At this point I'd completed the interior mechanisms (see my other Instructable) and I could check latching and unlatching the barrels.

And failure.  The plastic printed part that was transferring the force from the wooden forend to the presser rod couldn't take the stress.  it was coming apart.

With the trusty razor saw I cut a slit in the smoothed, sanded, and painted receiver (sigh) and extracted the broken part.  Then got a sheet of steel from the hardware store and over a long day of cutting and filing created a replacement.
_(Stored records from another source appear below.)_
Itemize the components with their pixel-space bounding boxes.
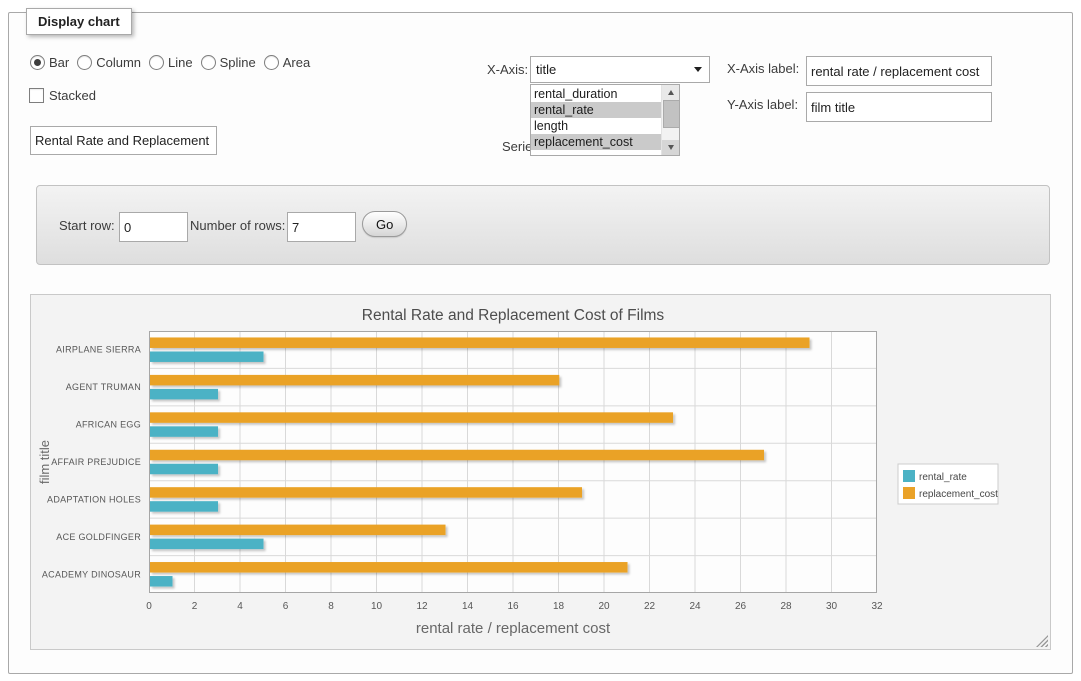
scroll-up-icon[interactable] <box>662 85 679 100</box>
x-tick-label: 18 <box>553 601 565 612</box>
bar-rental_rate <box>150 426 218 437</box>
go-button[interactable]: Go <box>362 211 407 237</box>
x-tick-label: 30 <box>826 601 838 612</box>
x-tick-label: 22 <box>644 601 656 612</box>
chart-type-radio-line[interactable]: Line <box>149 55 193 70</box>
panel-legend: Display chart <box>26 8 132 35</box>
bar-replacement_cost <box>150 375 559 386</box>
x-tick-label: 8 <box>328 601 334 612</box>
bar-replacement_cost <box>150 450 764 461</box>
bar-rental_rate <box>150 351 264 362</box>
legend-swatch-rental_rate <box>903 470 915 482</box>
bar-replacement_cost <box>150 487 582 498</box>
series-option-replacement_cost[interactable]: replacement_cost <box>531 134 662 150</box>
x-axis-select[interactable]: title <box>530 56 710 83</box>
radio-icon[interactable] <box>264 55 279 70</box>
chart-type-radio-group: Bar Column Line Spline Area <box>30 55 310 70</box>
y-axis-title: film title <box>37 440 52 484</box>
x-axis-label-label: X-Axis label: <box>727 61 799 76</box>
number-of-rows-label: Number of rows: <box>190 218 285 233</box>
bar-replacement_cost <box>150 337 810 348</box>
scrollbar-thumb[interactable] <box>663 100 680 128</box>
chart-svg: Rental Rate and Replacement Cost of Film… <box>31 295 1048 647</box>
radio-option-label: Area <box>283 55 310 70</box>
category-label: ACE GOLDFINGER <box>56 532 141 542</box>
radio-icon[interactable] <box>30 55 45 70</box>
x-tick-label: 4 <box>237 601 243 612</box>
x-tick-label: 14 <box>462 601 474 612</box>
legend-swatch-replacement_cost <box>903 487 915 499</box>
radio-option-label: Column <box>96 55 141 70</box>
bar-rental_rate <box>150 539 264 550</box>
category-label: ACADEMY DINOSAUR <box>42 569 141 579</box>
category-label: AFRICAN EGG <box>76 420 141 430</box>
x-axis-title: rental rate / replacement cost <box>416 620 611 637</box>
bar-rental_rate <box>150 501 218 512</box>
bar-replacement_cost <box>150 525 446 536</box>
x-tick-label: 32 <box>871 601 883 612</box>
series-options: rental_durationrental_ratelengthreplacem… <box>531 86 662 150</box>
chart-type-radio-area[interactable]: Area <box>264 55 310 70</box>
x-axis-select-label: X-Axis: <box>487 62 528 77</box>
checkbox-icon[interactable] <box>29 88 44 103</box>
radio-option-label: Line <box>168 55 193 70</box>
category-label: AFFAIR PREJUDICE <box>51 457 141 467</box>
radio-option-label: Bar <box>49 55 69 70</box>
radio-icon[interactable] <box>77 55 92 70</box>
radio-option-label: Spline <box>220 55 256 70</box>
stacked-label: Stacked <box>49 88 96 103</box>
x-axis-label-input[interactable] <box>806 56 992 86</box>
x-tick-label: 28 <box>780 601 792 612</box>
radio-icon[interactable] <box>149 55 164 70</box>
chart-panel: Rental Rate and Replacement Cost of Film… <box>30 294 1051 650</box>
start-row-input[interactable] <box>119 212 188 242</box>
series-multiselect[interactable]: rental_durationrental_ratelengthreplacem… <box>530 84 680 156</box>
chart-title-input[interactable] <box>30 126 217 155</box>
x-tick-label: 10 <box>371 601 383 612</box>
y-axis-label-input[interactable] <box>806 92 992 122</box>
radio-icon[interactable] <box>201 55 216 70</box>
chart-mount: Rental Rate and Replacement Cost of Film… <box>31 295 1050 647</box>
x-tick-label: 20 <box>598 601 610 612</box>
scroll-down-icon[interactable] <box>662 140 679 155</box>
x-tick-label: 12 <box>416 601 428 612</box>
category-label: ADAPTATION HOLES <box>47 494 141 504</box>
category-label: AGENT TRUMAN <box>66 382 141 392</box>
series-option-rental_rate[interactable]: rental_rate <box>531 102 662 118</box>
category-label: AIRPLANE SIERRA <box>56 345 141 355</box>
x-tick-label: 24 <box>689 601 701 612</box>
x-tick-label: 0 <box>146 601 152 612</box>
bar-rental_rate <box>150 576 173 587</box>
chart-type-radio-bar[interactable]: Bar <box>30 55 69 70</box>
rows-subpanel <box>36 185 1050 265</box>
chart-title: Rental Rate and Replacement Cost of Film… <box>362 307 665 324</box>
stacked-option[interactable]: Stacked <box>29 88 96 103</box>
chart-type-radio-spline[interactable]: Spline <box>201 55 256 70</box>
dropdown-arrow-icon <box>694 67 702 72</box>
chart-type-radio-column[interactable]: Column <box>77 55 141 70</box>
bar-rental_rate <box>150 464 218 475</box>
number-of-rows-input[interactable] <box>287 212 356 242</box>
bar-replacement_cost <box>150 562 628 573</box>
legend-label-replacement_cost: replacement_cost <box>919 489 998 500</box>
series-option-rental_duration[interactable]: rental_duration <box>531 86 662 102</box>
series-scrollbar[interactable] <box>661 85 679 155</box>
bar-replacement_cost <box>150 412 673 423</box>
legend-label-rental_rate: rental_rate <box>919 472 967 483</box>
y-axis-label-label: Y-Axis label: <box>727 97 798 112</box>
x-tick-label: 16 <box>507 601 519 612</box>
x-tick-label: 2 <box>192 601 198 612</box>
x-tick-label: 6 <box>283 601 289 612</box>
bar-rental_rate <box>150 389 218 400</box>
series-option-length[interactable]: length <box>531 118 662 134</box>
x-tick-label: 26 <box>735 601 747 612</box>
start-row-label: Start row: <box>59 218 115 233</box>
x-axis-selected-value: title <box>536 62 556 77</box>
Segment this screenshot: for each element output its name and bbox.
There were more adjustments to make, more errors...the brazed connection from the sliding brass guide to the rod that pressed against the breech assembly didn't hold.  And the rod was too small and was getting bent.  Still later in the process, the fake weld detail I'd added in a fit of foolishness to the bottom of the barrels got caught on the presser rod as well and had to be carved away. 

The basic concept of the mechanism worked, but it took a bit of adjustment!  I know it all seems the obvious way to build it now (actually, the obvious way is with pivots instead of sliding joints...!) but it took two weeks and several dozen sheets of sketches on paper to work it out.

Step 12: Final Details

I did the last stages from final paint to the last little details in one great rush, not stopping to take pictures.

For a week I was moving half-painted parts back and forth.  Multiple coats of auto primer, sprayed thin, with sanding and patching with Tamiya White between coats as well.  Then several coats of a harder-wearing flat black epoxy.  Then staining and wash with acrylic paints.  A "chip and scratch" layer of silver paint dry-brush.  And, finally, a hand-rubbed graphite treatment to give it a metallic luster.

I drilled and tapped for the surplus "ladder" sight.  Created a front sight by chucking a piece of 1/8" brass rod in my drill press and holding a hand file against it.  Kids, don't try this at home!  The piece of stainless steel acting as a "dust cover" (mostly, hiding the springs and bolts and stuff) needed to be cut and drilled and that meant more ruining tools on hard steel. 

The German butt stock was thick paint over rust and I chose to partially strip it before re-painting.  I also stripped off some of the layers of grease from the furniture on the pistol grip, and painted it up with acrylics to match the nice new wood of the Winchester shotgun forend.  I carefully wiped down the stainless pieces, and even buffed the larger one with buffing compound and a Dremel buffing wheel.

There is one thing I have not done yet, however.

And that is to take the final model out into the woods, with of course the appropriate costuming, and take some decent pictures of the completed prop!

Step 13: Complete!

Assembled, handed over to the client.  A couple weeks later, we took it out into the woods to take some pictures.